Meningitis caused by Campylobacter jejuni: a case presentation and literature review
Published in Acta Clinica Belgica, 2021
Marija Kusulja, Marija Santini, Karla Margetić, Marija Guzvinec, Silvija Šoprek, Iva Butić, Arjana Tambić Andrašević
Prior to our case, three articles described individual adult patients with C. jejuni meningitis, the patients aged between 34 and 51 [10–12]. All described adults were male. One patient had no comorbidities [12], one had ventriculoperitoneal shunt after neuroblastoma surgery in childhood [10] and one had severe alcohol misuse [11]. Only one adult patient presented with diarrhea [11]. The first described adult patient had fever with worsening of the preexisting ataxia and dysarthria [10], the second patient suffered a severe traumatic brain injury requiring surgical intervention, with C. jejuni meningitis evolving during the recovery [11], and the third patient had fever with headache [12]. CSF analysis revealed pleocytosis in all three cases, with white blood cell number in CSF ranging from 340 to 12,800/mm3, with PMN proportion from 7% to 93% and protein levels 6.5 to 6.72 g/L. No bacteria were found on CSF gram stain in any of the cases.
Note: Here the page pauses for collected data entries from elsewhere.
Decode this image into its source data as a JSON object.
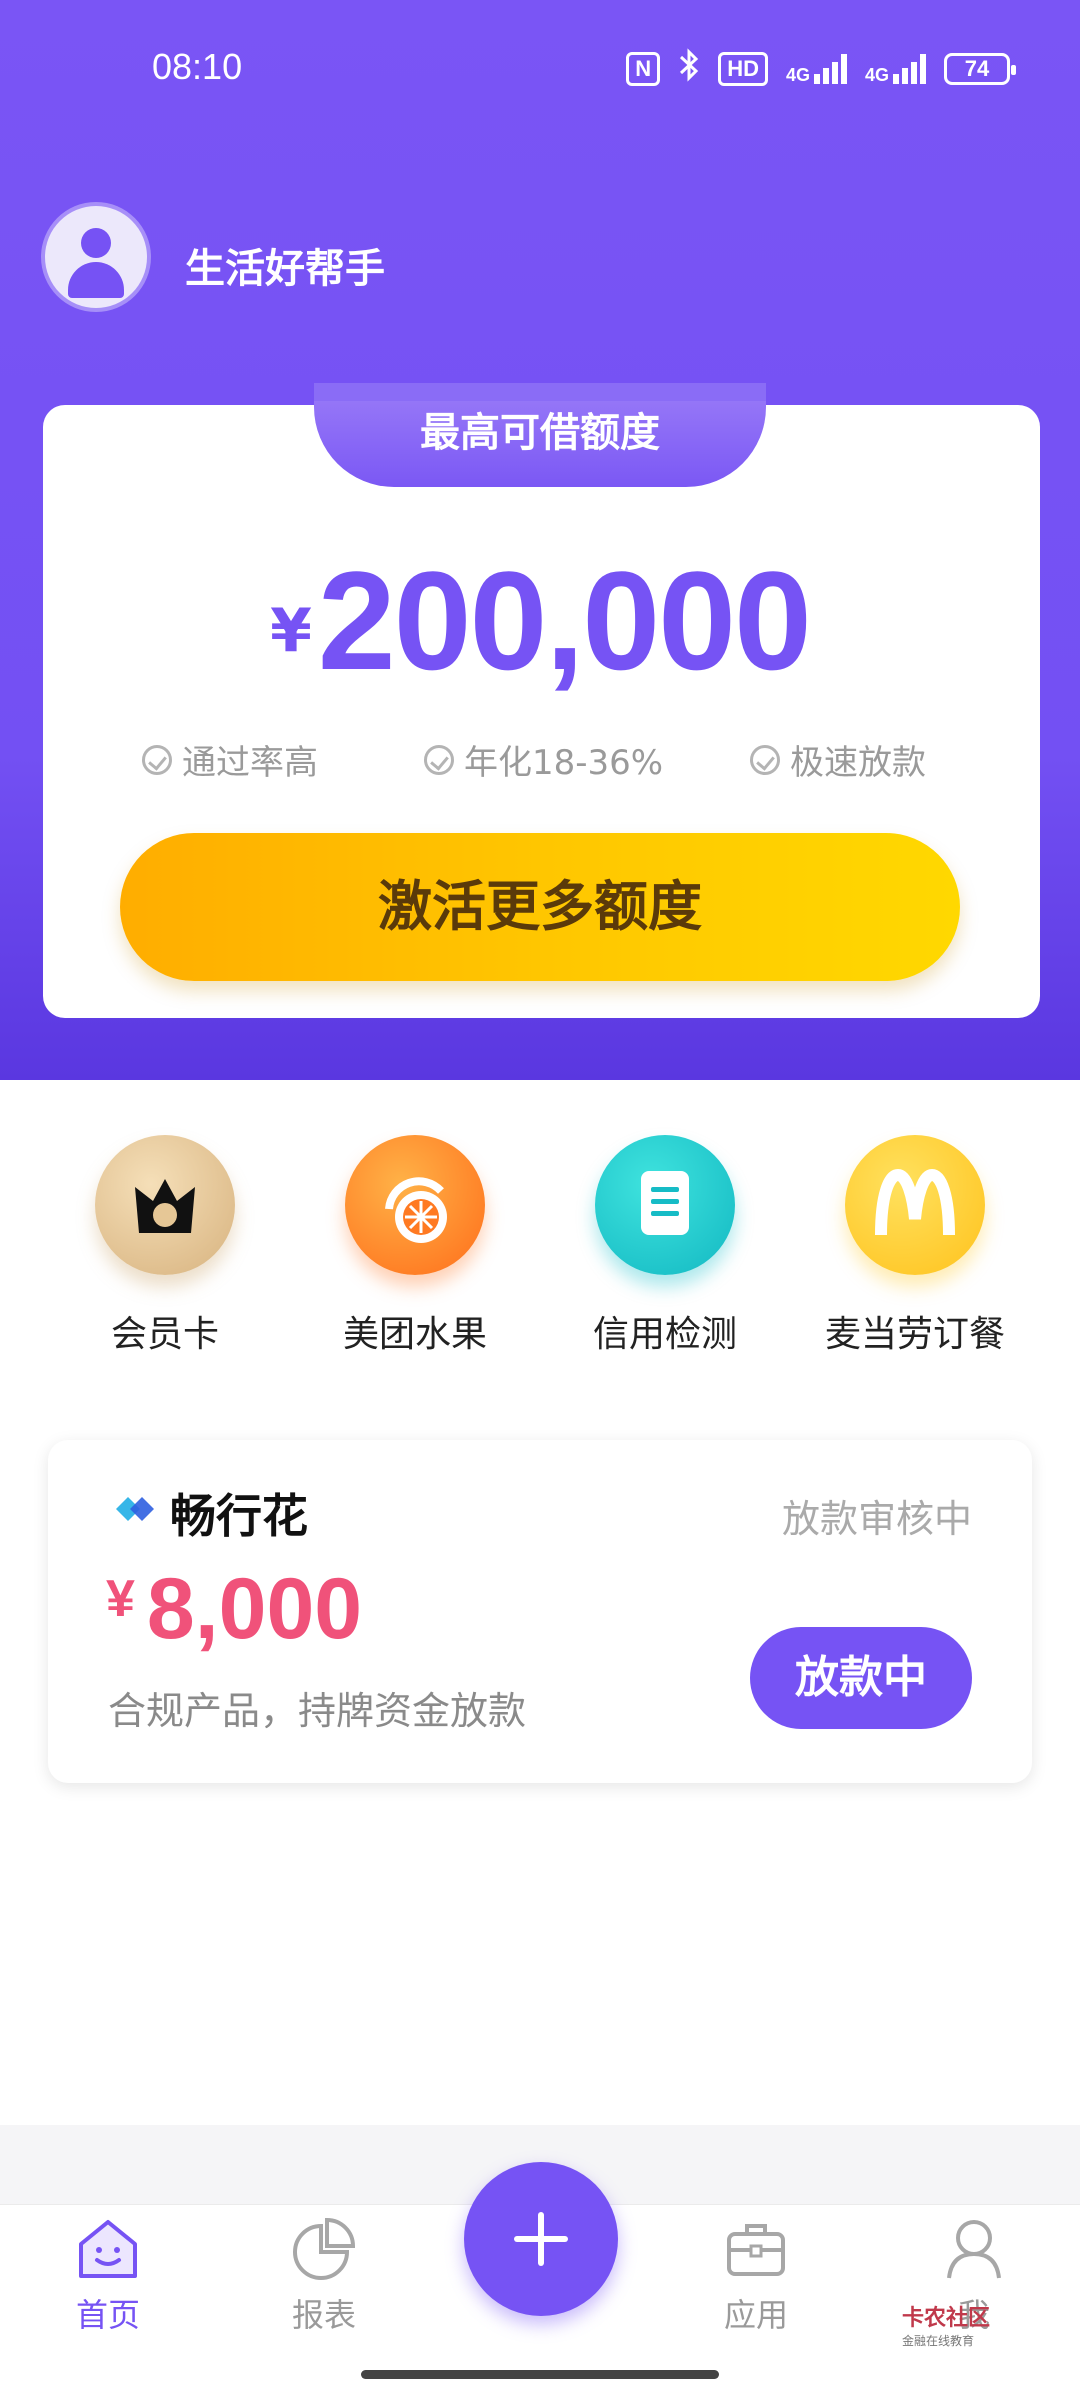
{
  "status_bar": {
    "time": "08:10",
    "nfc": "N",
    "hd_label": "HD",
    "net1": "4G",
    "net2": "4G",
    "battery": "74"
  },
  "header": {
    "username": "生活好帮手"
  },
  "credit_card": {
    "tab_label": "最高可借额度",
    "currency": "¥",
    "amount": "200,000",
    "features": [
      "通过率高",
      "年化18-36%",
      "极速放款"
    ],
    "cta_label": "激活更多额度"
  },
  "shortcuts": [
    {
      "label": "会员卡",
      "icon": "crown-icon"
    },
    {
      "label": "美团水果",
      "icon": "fruit-icon"
    },
    {
      "label": "信用检测",
      "icon": "document-icon"
    },
    {
      "label": "麦当劳订餐",
      "icon": "mcdonalds-icon"
    }
  ],
  "loan": {
    "name": "畅行花",
    "status": "放款审核中",
    "currency": "¥",
    "amount": "8,000",
    "description": "合规产品，持牌资金放款",
    "button_label": "放款中"
  },
  "tabbar": {
    "items": [
      {
        "label": "首页",
        "active": true
      },
      {
        "label": "报表",
        "active": false
      },
      {
        "label": "应用",
        "active": false
      },
      {
        "label": "我",
        "active": false
      }
    ]
  },
  "watermark": {
    "title": "卡农社区",
    "subtitle": "金融在线教育"
  },
  "colors": {
    "brand": "#7653f4",
    "cta": "#ffc600",
    "loan_amount": "#f0527a"
  }
}
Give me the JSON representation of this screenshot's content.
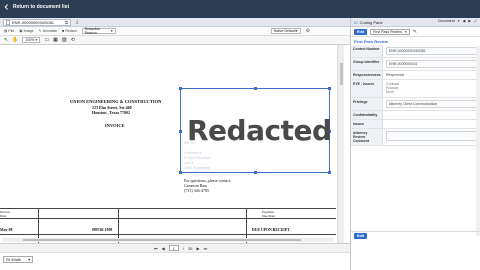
{
  "topbar": {
    "back_label": "Return to document list"
  },
  "doc_tab": {
    "label": "ENR-0000000034/0081"
  },
  "toolbar": {
    "items": [
      "File",
      "Image",
      "Annotate",
      "Redact"
    ],
    "zoom_value": "100%",
    "reason_placeholder": "Redaction Reason",
    "mode_value": "Native Default"
  },
  "document": {
    "company": "UNION ENGINEERING & CONSTRUCTION",
    "address1": "123 Elm Street, Ste 400",
    "address2": "Houston , Texas  77002",
    "doc_title": "INVOICE",
    "redact_label": "Redacted",
    "ghost_lines": [
      "Bill To:",
      "Contract #",
      "Project Number:",
      "Job #: ",
      "Date Submitted"
    ],
    "contact_line1": "For questions, please contact:",
    "contact_line2": "Cameron Bass",
    "contact_line3": "(713) 346-4785",
    "table_headers": [
      "Invoice",
      "Date",
      "Payment",
      "Due Date"
    ],
    "table_row": [
      "May-08",
      "089746-1998",
      "DUE UPON RECEIPT"
    ]
  },
  "pager": {
    "current": "1",
    "separator": "/",
    "total": "35"
  },
  "zoom_select": "Fit Width",
  "right_panel": {
    "header_tab": "Coding Pane",
    "header_right": "Document",
    "layout_select": "First Pass Review",
    "section_title": "First Pass Review",
    "edit_label": "Edit",
    "fields": [
      {
        "label": "Control Number",
        "value": "ENR-0000000034/0081"
      },
      {
        "label": "Group Identifier",
        "value": "ENR-0000000034"
      },
      {
        "label": "Responsiveness",
        "value": "Responsive"
      },
      {
        "label": "EYE - Issues",
        "value": "Contract\nFinance\nMore"
      },
      {
        "label": "Privilege",
        "value": "Attorney Client Communication"
      },
      {
        "label": "Confidentiality",
        "value": ""
      },
      {
        "label": "Issues",
        "value": ""
      },
      {
        "label": "Attorney Review Comment",
        "value": ""
      }
    ],
    "footer_edit": "Edit"
  }
}
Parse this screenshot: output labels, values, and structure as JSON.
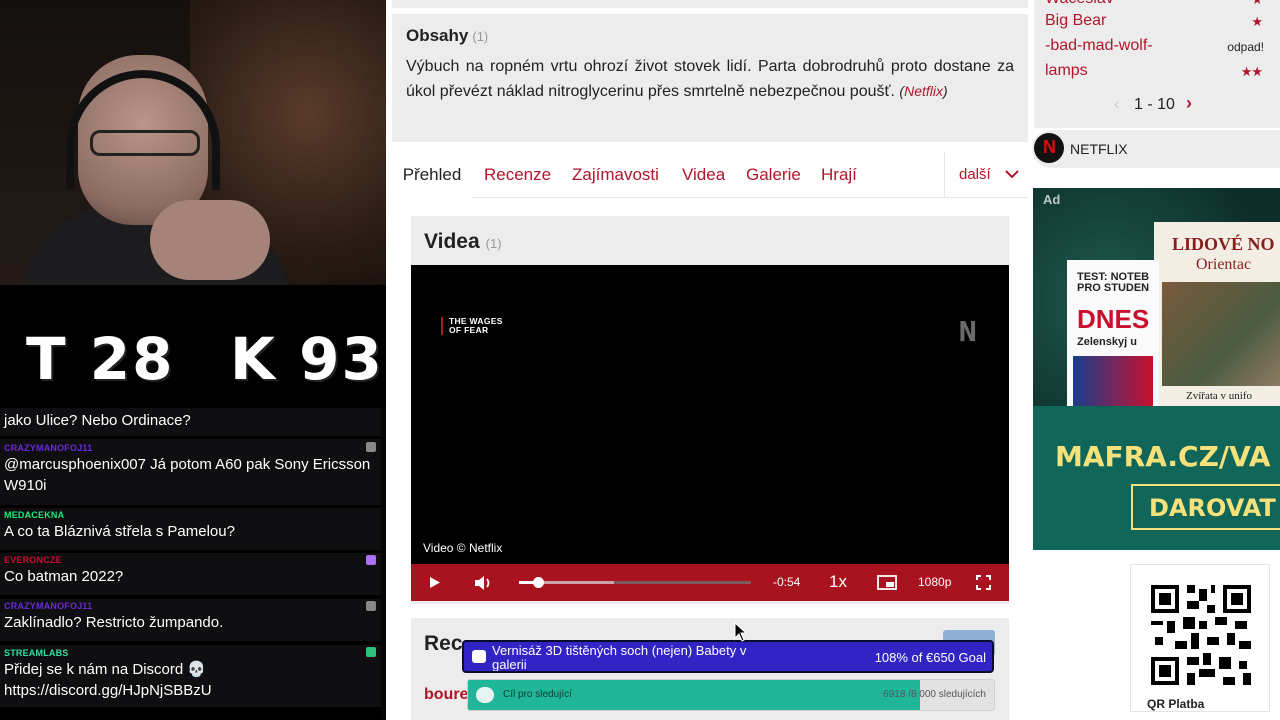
{
  "counter": {
    "t": "T 28",
    "k": "K 93"
  },
  "chat": [
    {
      "user": "",
      "user_color": "#9147ff",
      "text": "jako Ulice? Nebo Ordinace?"
    },
    {
      "user": "CRAZYMANOFOJ11",
      "user_color": "#6a2bd8",
      "text": "@marcusphoenix007 Já potom A60 pak Sony Ericsson W910i"
    },
    {
      "user": "MEDACEKNA",
      "user_color": "#1ee87a",
      "text": "A co ta Bláznivá střela s Pamelou?"
    },
    {
      "user": "EVERONCZE",
      "user_color": "#c8102e",
      "text": "Co batman 2022?"
    },
    {
      "user": "CRAZYMANOFOJ11",
      "user_color": "#6a2bd8",
      "text": "Zaklínadlo? Restricto žumpando."
    },
    {
      "user": "STREAMLABS",
      "user_color": "#33e0a0",
      "text": "Přidej se k nám na Discord 💀 https://discord.gg/HJpNjSBBzU"
    }
  ],
  "synopsis": {
    "title": "Obsahy",
    "count": "(1)",
    "text": "Výbuch na ropném vrtu ohrozí život stovek lidí. Parta dobrodruhů proto dostane za úkol převézt náklad nitroglycerinu přes smrtelně nebezpečnou poušť.",
    "source_open": "(",
    "source": "Netflix",
    "source_close": ")"
  },
  "tabs": [
    {
      "label": "Přehled",
      "active": true
    },
    {
      "label": "Recenze"
    },
    {
      "label": "Zajímavosti"
    },
    {
      "label": "Videa"
    },
    {
      "label": "Galerie"
    },
    {
      "label": "Hrají"
    }
  ],
  "tab_more": "další",
  "videos": {
    "title": "Videa",
    "count": "(1)",
    "overlay_title_line1": "THE WAGES",
    "overlay_title_line2": "OF FEAR",
    "watermark": "N",
    "credit": "Video © Netflix",
    "time_left": "-0:54",
    "speed": "1x",
    "quality": "1080p",
    "progress": 0.08,
    "buffered": 0.41
  },
  "reviews": {
    "title": "Rec",
    "first_user": "boure"
  },
  "goal": {
    "label": "Vernisáž 3D tištěných soch (nejen) Babety v galerii",
    "amount": "108% of €650 Goal",
    "progress": 1.0
  },
  "followers": {
    "label": "Cíl pro sledující",
    "count": "6918 /8 000 sledujících",
    "progress": 0.86
  },
  "ratings": [
    {
      "name": "Wačeslav",
      "stars": "★",
      "odpad": ""
    },
    {
      "name": "Big Bear",
      "stars": "★",
      "odpad": ""
    },
    {
      "name": "-bad-mad-wolf-",
      "stars": "",
      "odpad": "odpad!"
    },
    {
      "name": "lamps",
      "stars": "★★",
      "odpad": ""
    }
  ],
  "pager": {
    "text": "1 - 10",
    "prev": "‹",
    "next": "›"
  },
  "provider": {
    "name": "NETFLIX",
    "logo_letter": "N"
  },
  "ad": {
    "label": "Ad",
    "paper1_head": "TEST: NOTEB PRO STUDEN",
    "paper1_brand": "DNES",
    "paper1_sub": "Zelenskyj u",
    "paper2_head": "LIDOVÉ NO",
    "paper2_sub": "Orientac",
    "paper2_foot": "Zvířata v unifo",
    "url": "MAFRA.CZ/VA",
    "button": "DAROVAT"
  },
  "qr_label": "QR Platba",
  "colors": {
    "accent": "#b0162a",
    "goal": "#1a0a8e",
    "follow": "#1fb69a"
  }
}
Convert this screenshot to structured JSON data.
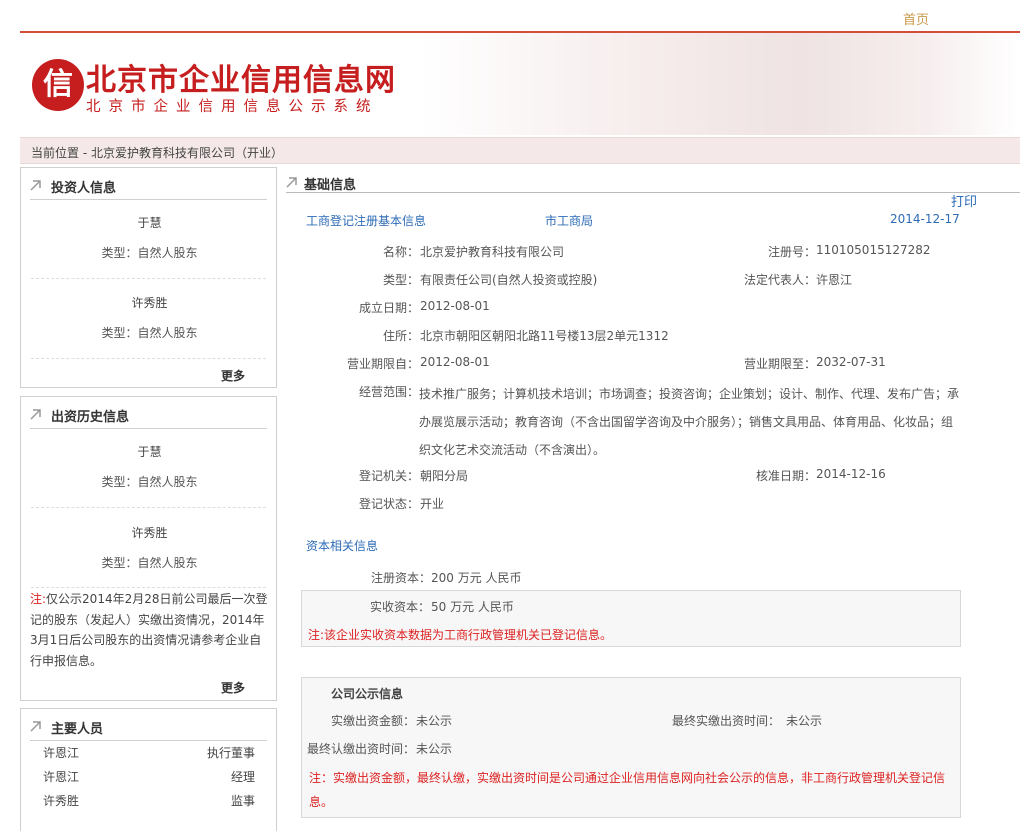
{
  "topnav": {
    "home": "首页"
  },
  "banner": {
    "seal_char": "信",
    "title": "北京市企业信用信息网",
    "subtitle": "北京市企业信用信息公示系统"
  },
  "breadcrumb": "当前位置 - 北京爱护教育科技有限公司（开业）",
  "investor_panel": {
    "title": "投资人信息",
    "items": [
      {
        "name": "于慧",
        "type": "类型：自然人股东"
      },
      {
        "name": "许秀胜",
        "type": "类型：自然人股东"
      }
    ],
    "more": "更多"
  },
  "history_panel": {
    "title": "出资历史信息",
    "items": [
      {
        "name": "于慧",
        "type": "类型：自然人股东"
      },
      {
        "name": "许秀胜",
        "type": "类型：自然人股东"
      }
    ],
    "note_prefix": "注:",
    "note_text": "仅公示2014年2月28日前公司最后一次登记的股东（发起人）实缴出资情况，2014年3月1日后公司股东的出资情况请参考企业自行申报信息。",
    "more": "更多"
  },
  "staff_panel": {
    "title": "主要人员",
    "rows": [
      {
        "name": "许恩江",
        "role": "执行董事"
      },
      {
        "name": "许恩江",
        "role": "经理"
      },
      {
        "name": "许秀胜",
        "role": "监事"
      }
    ]
  },
  "main": {
    "title": "基础信息",
    "print": "打印",
    "section": {
      "name": "工商登记注册基本信息",
      "authority": "市工商局",
      "date": "2014-12-17"
    },
    "fields": {
      "name_label": "名称：",
      "name": "北京爱护教育科技有限公司",
      "regno_label": "注册号：",
      "regno": "110105015127282",
      "type_label": "类型：",
      "type": "有限责任公司(自然人投资或控股)",
      "rep_label": "法定代表人：",
      "rep": "许恩江",
      "found_label": "成立日期：",
      "found": "2012-08-01",
      "addr_label": "住所：",
      "addr": "北京市朝阳区朝阳北路11号楼13层2单元1312",
      "from_label": "营业期限自：",
      "from": "2012-08-01",
      "to_label": "营业期限至：",
      "to": "2032-07-31",
      "scope_label": "经营范围：",
      "scope": "技术推广服务；计算机技术培训；市场调查；投资咨询；企业策划；设计、制作、代理、发布广告；承办展览展示活动；教育咨询（不含出国留学咨询及中介服务）；销售文具用品、体育用品、化妆品；组织文化艺术交流活动（不含演出）。",
      "org_label": "登记机关：",
      "org": "朝阳分局",
      "approve_label": "核准日期：",
      "approve": "2014-12-16",
      "status_label": "登记状态：",
      "status": "开业"
    },
    "capital": {
      "title": "资本相关信息",
      "reg_label": "注册资本：",
      "reg": "200 万元 人民币",
      "paid_label": "实收资本：",
      "paid": "50 万元 人民币",
      "note": "注:该企业实收资本数据为工商行政管理机关已登记信息。"
    },
    "public": {
      "title": "公司公示信息",
      "paid_label": "实缴出资金额：",
      "paid": "未公示",
      "last_paid_label": "最终实缴出资时间：",
      "last_paid": "未公示",
      "last_sub_label": "最终认缴出资时间：",
      "last_sub": "未公示",
      "note": "注：实缴出资金额，最终认缴，实缴出资时间是公司通过企业信用信息网向社会公示的信息，非工商行政管理机关登记信息。"
    }
  },
  "colors": {
    "brand_red": "#c61e1e",
    "link_blue": "#2d6bb5",
    "note_red": "#d22222",
    "home_gold": "#c99a4a"
  }
}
C. jejuni was detected in two cases by CSF culture [10,12], in one by CSF and blood culture and additionally identified by PCR in both samples [11]. The patients from 1980 [10], 1999 [11] and 2010 [12] were treated with chloramphenicol for 25 days, meropenem for 14 days and panipenem for 21 days, respectively. The patient from 1980 had a relapse after initial treatment with chloramphenicol lasting 11 days, which is why he received another 14 days of chloramphenicol therapy, resulting in complete recovery [10]. The patient from 2010 had treatment failure with cefotaxime but, was successfully treated with panipenem [12]. In all adult cases of C. jejuni meningitis the treatment was successful.